Chromium – This essential mineral plays a role in glucose metabolism. For insulin to be effective, chromium is also needed. In some severe cases of chromium deficiency, the associated diabetes was reversed once the person received an adequate amount of chromium. These case studies led to the marketing of chromium for diabetes, but most people have adequate chromium levels. Whole grains, egg yolks, broccoli and brewer’s yeast are natural sources with high quantities of chromium.
Cinnamon – This spice was reviewed in a small study of 60 patients for 60 days. Although the study made national headlines, further studies failed to show any effect on A1C. Side effects include allergic skin reactions, and possible bleeding and liver toxicity due to the coumarin in the cinnamon. Do not combine cinnamon with any natural health products or medications with anticoagulant properties. In theory, it could cause hypoglycemia if combined with certain diabetes medications.
Coccinia indica (Coccinia cordifolia, ivy gourd) – This herb is listed in the Diabetes Canada guidelines as a product that can potentially lower A1C by 0.5 per cent or more. No significant side effects or drug interactions have been noted.

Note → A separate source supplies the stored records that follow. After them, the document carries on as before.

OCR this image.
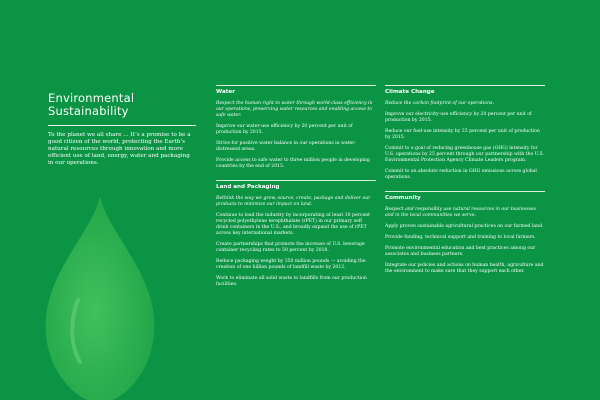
Environmental
Sustainability

To the planet we all share … It’s a promise to be a good citizen of the world, protecting the Earth’s natural resources through innovation and more efficient use of land, energy, water and packaging in our operations.

Water

Respect the human right to water through world-class efficiency in our operations, preserving water resources and enabling access to safe water.

Improve our water-use efficiency by 20 percent per unit of production by 2015.

Strive for positive water balance in our operations in water-distressed areas.

Provide access to safe water to three million people in developing countries by the end of 2015.

Land and Packaging

Rethink the way we grow, source, create, package and deliver our products to minimize our impact on land.

Continue to lead the industry by incorporating at least 10 percent recycled polyethylene terephthalate (rPET) in our primary soft drink containers in the U.S., and broadly expand the use of rPET across key international markets.

Create partnerships that promote the increase of U.S. beverage container recycling rates to 50 percent by 2018.

Reduce packaging weight by 350 million pounds — avoiding the creation of one billion pounds of landfill waste by 2012.

Work to eliminate all solid waste to landfills from our production facilities.

Climate Change

Reduce the carbon footprint of our operations.

Improve our electricity-use efficiency by 20 percent per unit of production by 2015.

Reduce our fuel-use intensity by 25 percent per unit of production by 2015.

Commit to a goal of reducing greenhouse gas (GHG) intensity for U.S. operations by 25 percent through our partnership with the U.S. Environmental Protection Agency Climate Leaders program.

Commit to an absolute reduction in GHG emissions across global operations.

Community

Respect and responsibly use natural resources in our businesses and in the local communities we serve.

Apply proven sustainable agricultural practices on our farmed land.

Provide funding, technical support and training to local farmers.

Promote environmental education and best practices among our associates and business partners.

Integrate our policies and actions on human health, agriculture and the environment to make sure that they support each other.
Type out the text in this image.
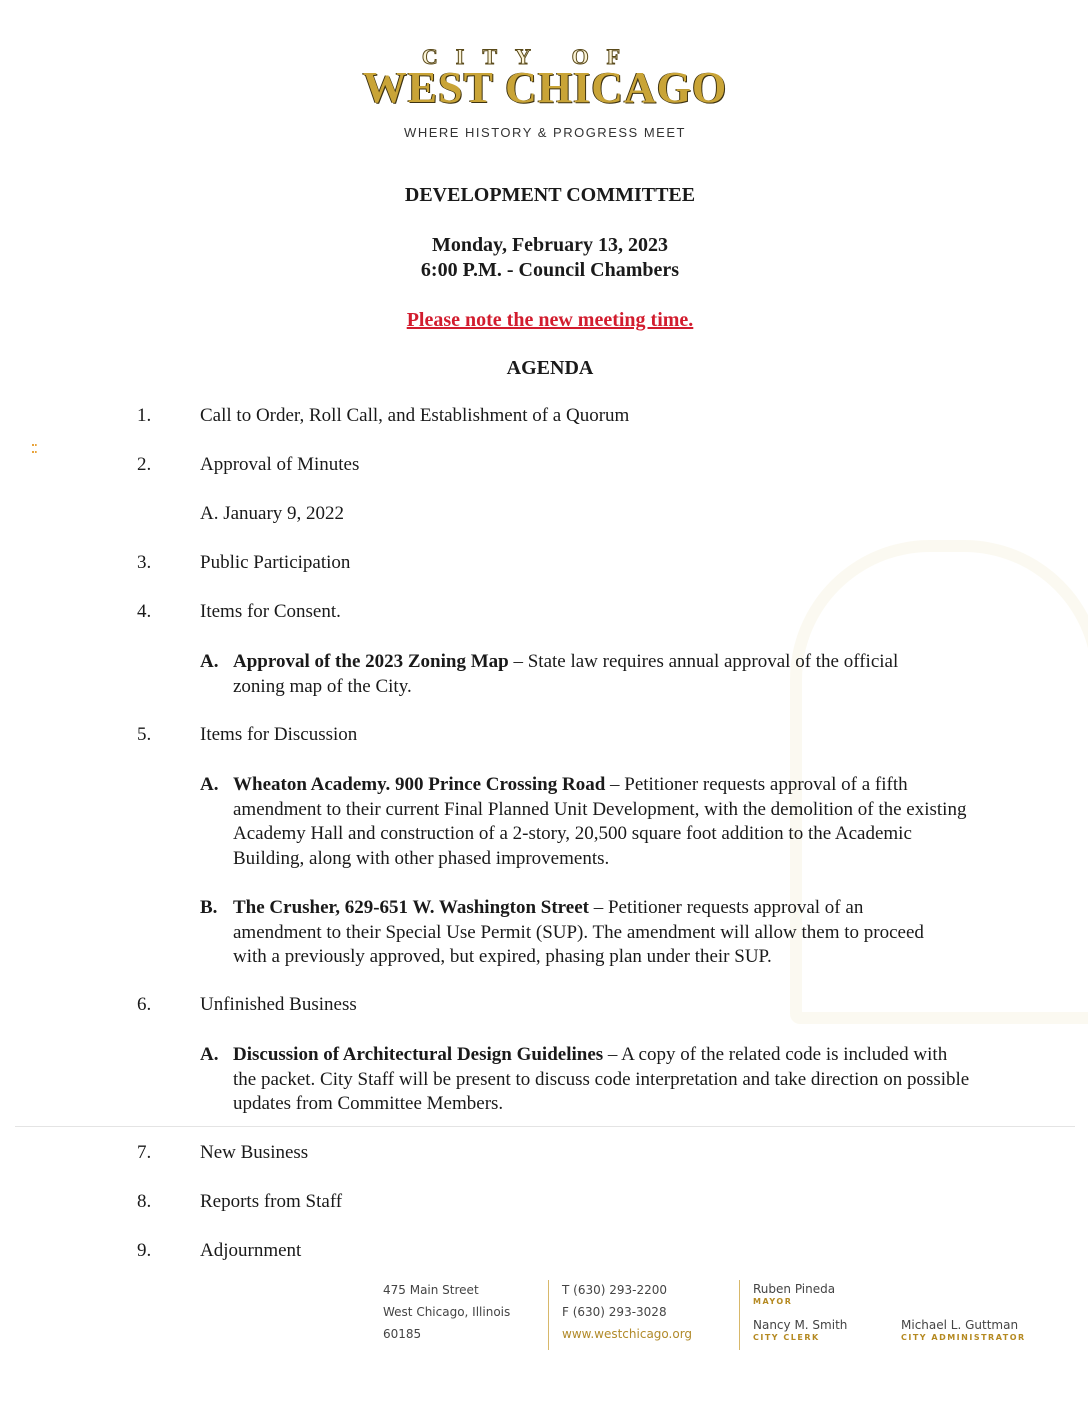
CITY OF
WEST CHICAGO
WHERE HISTORY & PROGRESS MEET
DEVELOPMENT COMMITTEE
Monday, February 13, 2023
6:00 P.M. - Council Chambers
Please note the new meeting time.
AGENDA
1.	Call to Order, Roll Call, and Establishment of a Quorum
2.	Approval of Minutes
A. January 9, 2022
3.	Public Participation
4.	Items for Consent.
A. Approval of the 2023 Zoning Map – State law requires annual approval of the official zoning map of the City.
5.	Items for Discussion
A. Wheaton Academy. 900 Prince Crossing Road – Petitioner requests approval of a fifth amendment to their current Final Planned Unit Development, with the demolition of the existing Academy Hall and construction of a 2-story, 20,500 square foot addition to the Academic Building, along with other phased improvements.
B. The Crusher, 629-651 W. Washington Street – Petitioner requests approval of an amendment to their Special Use Permit (SUP). The amendment will allow them to proceed with a previously approved, but expired, phasing plan under their SUP.
6.	Unfinished Business
A. Discussion of Architectural Design Guidelines – A copy of the related code is included with the packet. City Staff will be present to discuss code interpretation and take direction on possible updates from Committee Members.
7.	New Business
8.	Reports from Staff
9.	Adjournment
475 Main Street
West Chicago, Illinois
60185
T (630) 293-2200
F (630) 293-3028
www.westchicago.org
Ruben Pineda
MAYOR
Nancy M. Smith
CITY CLERK
Michael L. Guttman
CITY ADMINISTRATOR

Fenugreek (Trigonella foenum-graecum) – This is also listed in the Diabetes Canada guidelines as a product with the potential to lower A1C by 0.5 per cent or more. Side effects are mostly uncomfortable gastrointestinal effects that may resolve in a few days. Fenugreek can cause contractions of the uterus, so pregnant women should not take it. It may appear in breast milk, causing infants to have side effects. People with allergies to peanuts, chickpeas, soybeans or green peas should avoid fenugreek. Drug interactions can occur with antiplatelet and anti-inflammatory medications, or herbs that have blood-thinning effects.
Glucomannan (konjac) and nopal (Opuntia streptacantha, prickly pear cactus) – These products are promoted for diabetes due to their high fibre content, which slows digestion and improves the body’s sensitivity to insulin. They often have a laxative effect. If that goes on too long, the body’s electrolyte balance can be disturbed.

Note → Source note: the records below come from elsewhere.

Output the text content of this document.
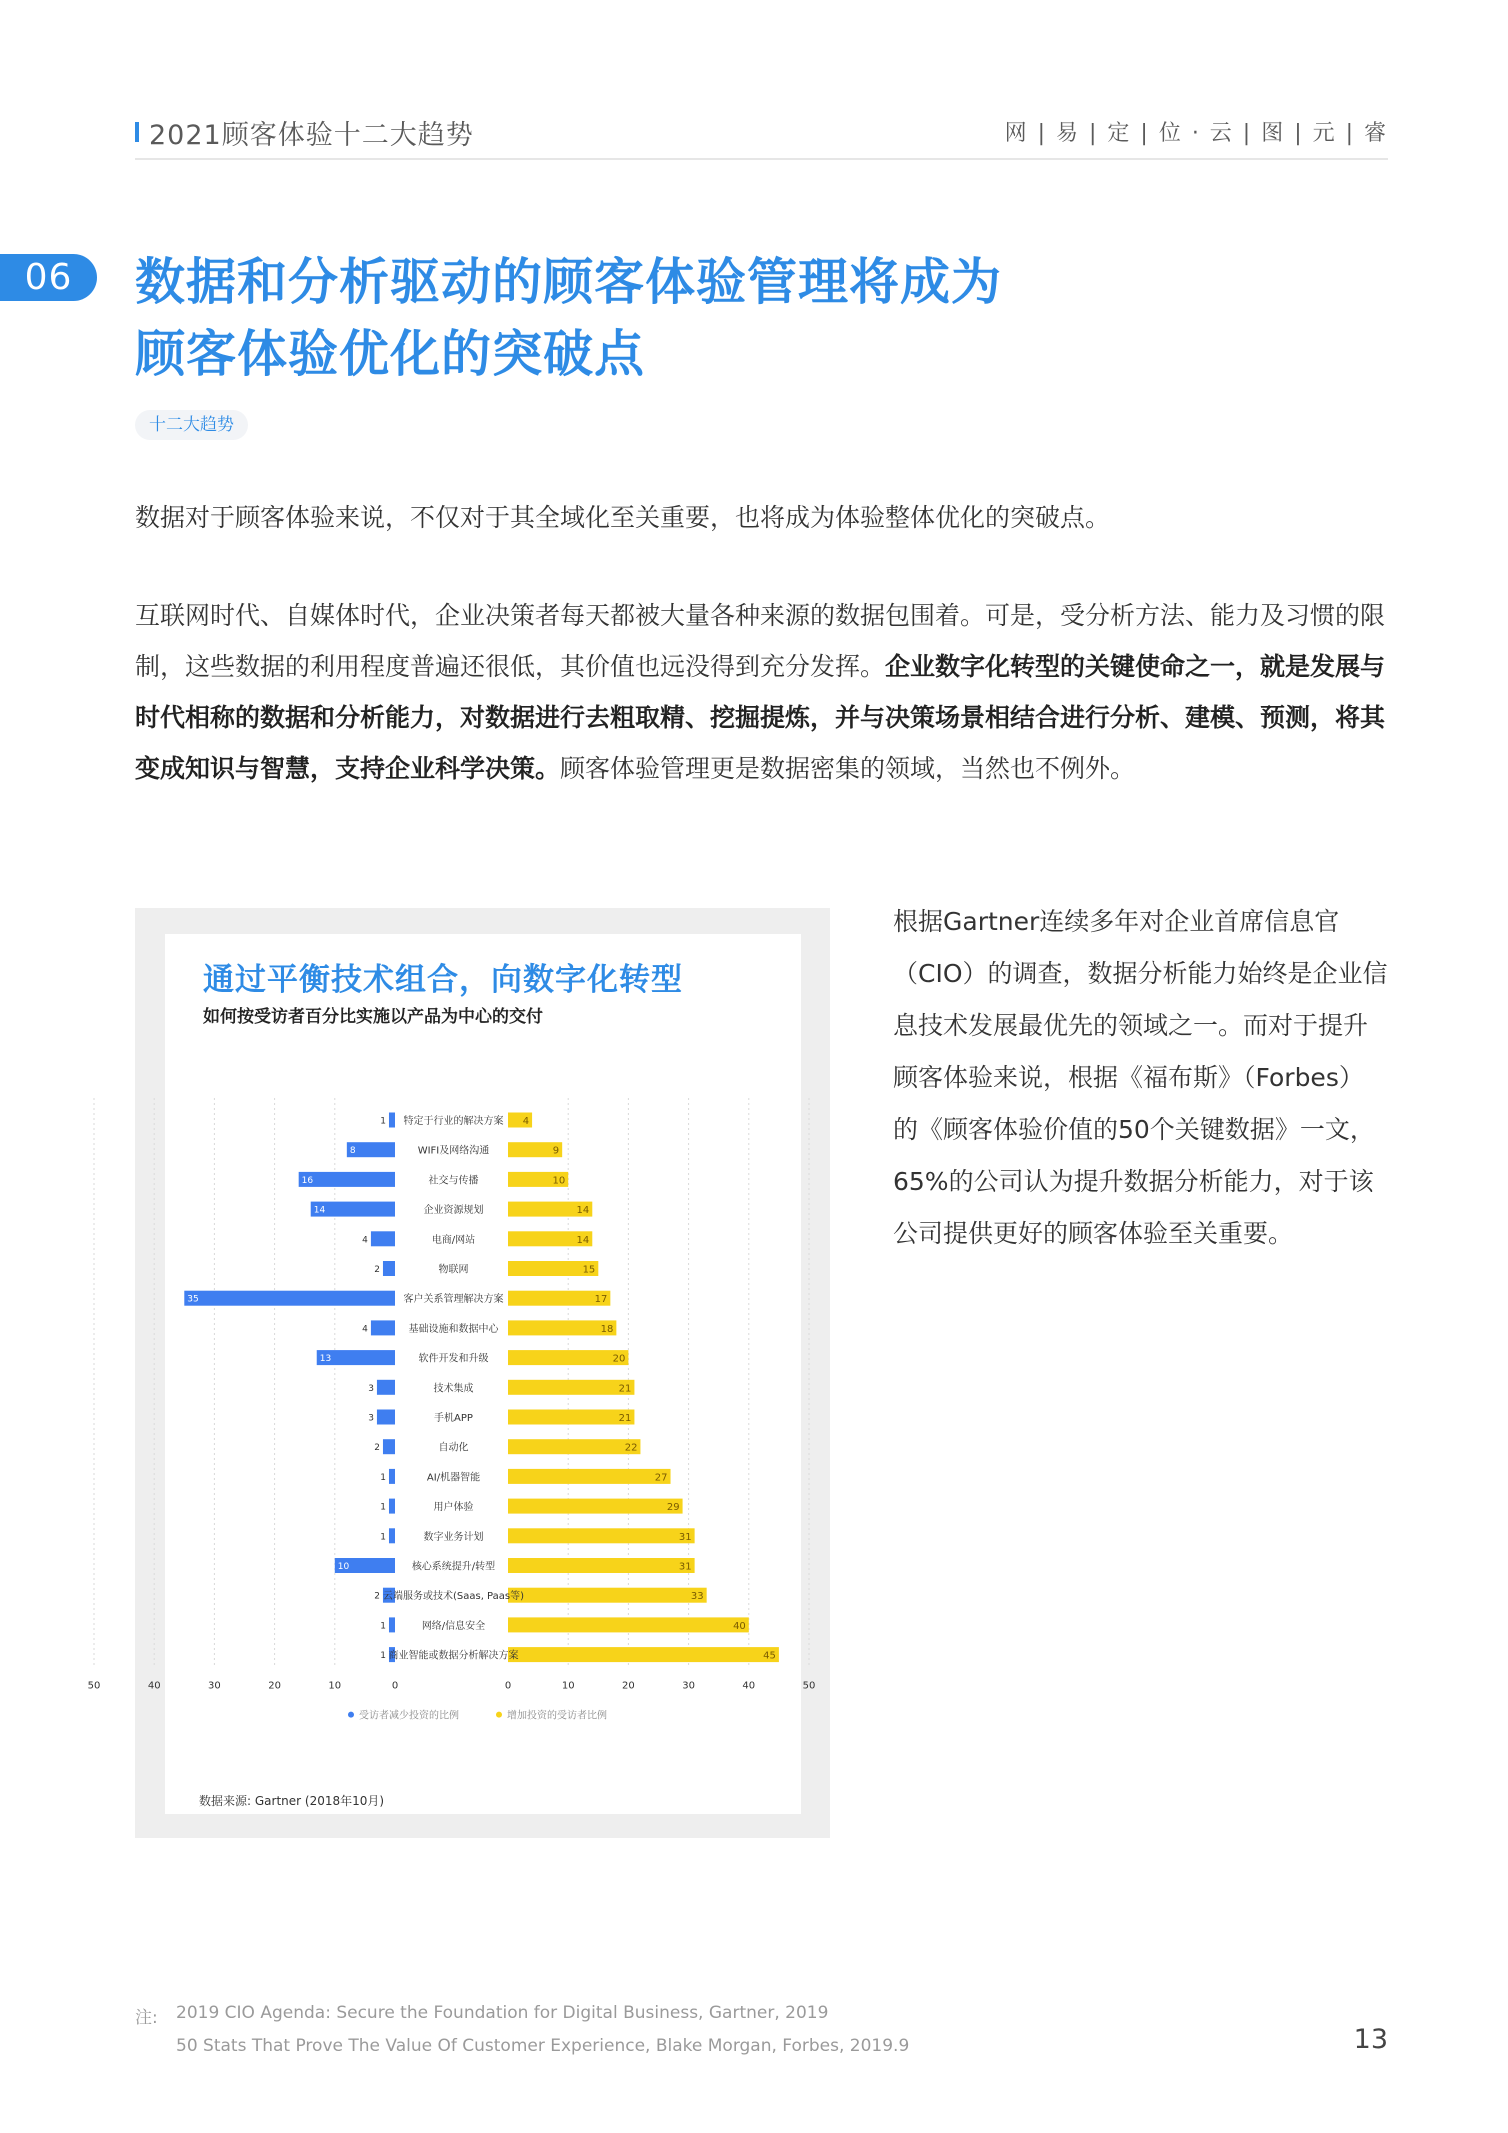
2021顾客体验十二大趋势	网 | 易 | 定 | 位 · 云 | 图 | 元 | 睿
06	数据和分析驱动的顾客体验管理将成为
顾客体验优化的突破点
十二大趋势
数据对于顾客体验来说，不仅对于其全域化至关重要，也将成为体验整体优化的突破点。
互联网时代、自媒体时代，企业决策者每天都被大量各种来源的数据包围着。可是，受分析方法、能力及习惯的限制，这些数据的利用程度普遍还很低，其价值也远没得到充分发挥。企业数字化转型的关键使命之一，就是发展与时代相称的数据和分析能力，对数据进行去粗取精、挖掘提炼，并与决策场景相结合进行分析、建模、预测，将其变成知识与智慧，支持企业科学决策。顾客体验管理更是数据密集的领域，当然也不例外。
通过平衡技术组合，向数字化转型
如何按受访者百分比实施以产品为中心的交付
50	40	30	20	10	0	0	10	20	30	40	50
1	4
特定于行业的解决方案
8	9
WIFI及网络沟通
16	10
社交与传播
14	14
企业资源规划
4	14
电商/网站
2	15
物联网
35	17
客户关系管理解决方案
4	18
基础设施和数据中心
13	20
软件开发和升级
3	21
技术集成
3	21
手机APP
2	22
自动化
1	27
AI/机器智能
1	29
用户体验
1	31
数字业务计划
10	31
核心系统提升/转型
2	33
云端服务或技术(Saas, Paas等)
1	40
网络/信息安全
1	45
商业智能或数据分析解决方案
受访者减少投资的比例	增加投资的受访者比例
数据来源: Gartner (2018年10月)
根据Gartner连续多年对企业首席信息官（CIO）的调查，数据分析能力始终是企业信息技术发展最优先的领域之一。而对于提升顾客体验来说，根据《福布斯》（Forbes）的《顾客体验价值的50个关键数据》一文，65%的公司认为提升数据分析能力，对于该公司提供更好的顾客体验至关重要。
注: 2019 CIO Agenda: Secure the Foundation for Digital Business, Gartner, 2019
50 Stats That Prove The Value Of Customer Experience, Blake Morgan, Forbes, 2019.9	13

Gymnema sylvestre – GS4, a proprietary extract from the leaf, has been studied in just two non-randomized trials in both type 1 and type 2 diabetes patients. The two studies, which reported improvements in fasting blood glucose and A1C, were poorly designed. The results cannot be used as evidence for the treatment of diabetes. No adverse effects have been reported. In theory, this extract could cause hypoglycemia if combined with certain diabetes medications.
Vanadium – This trace mineral is not recommended, as it accumulates in bones, kidneys, lungs, and the liver. As well, the doses sometimes suggested are well above the 1.8 mg/day recommended as a maximum intake. Vanadium causes abdominal discomfort, gas, nausea, diarrhea, and greenish discoloration of the tongue. Prolonged high doses may damage the kidneys.
After careful research and consultation with your diabetes team, you may decide to try a natural medicine. If so, use your blood glucose monitor as a tool to evaluate the effectiveness of the product. Monitor more frequently, write down your results, and note any side effects. Discuss the results with your diabetes health care team. Together, you can decide whether a natural health product will help you to stay in the best possible health.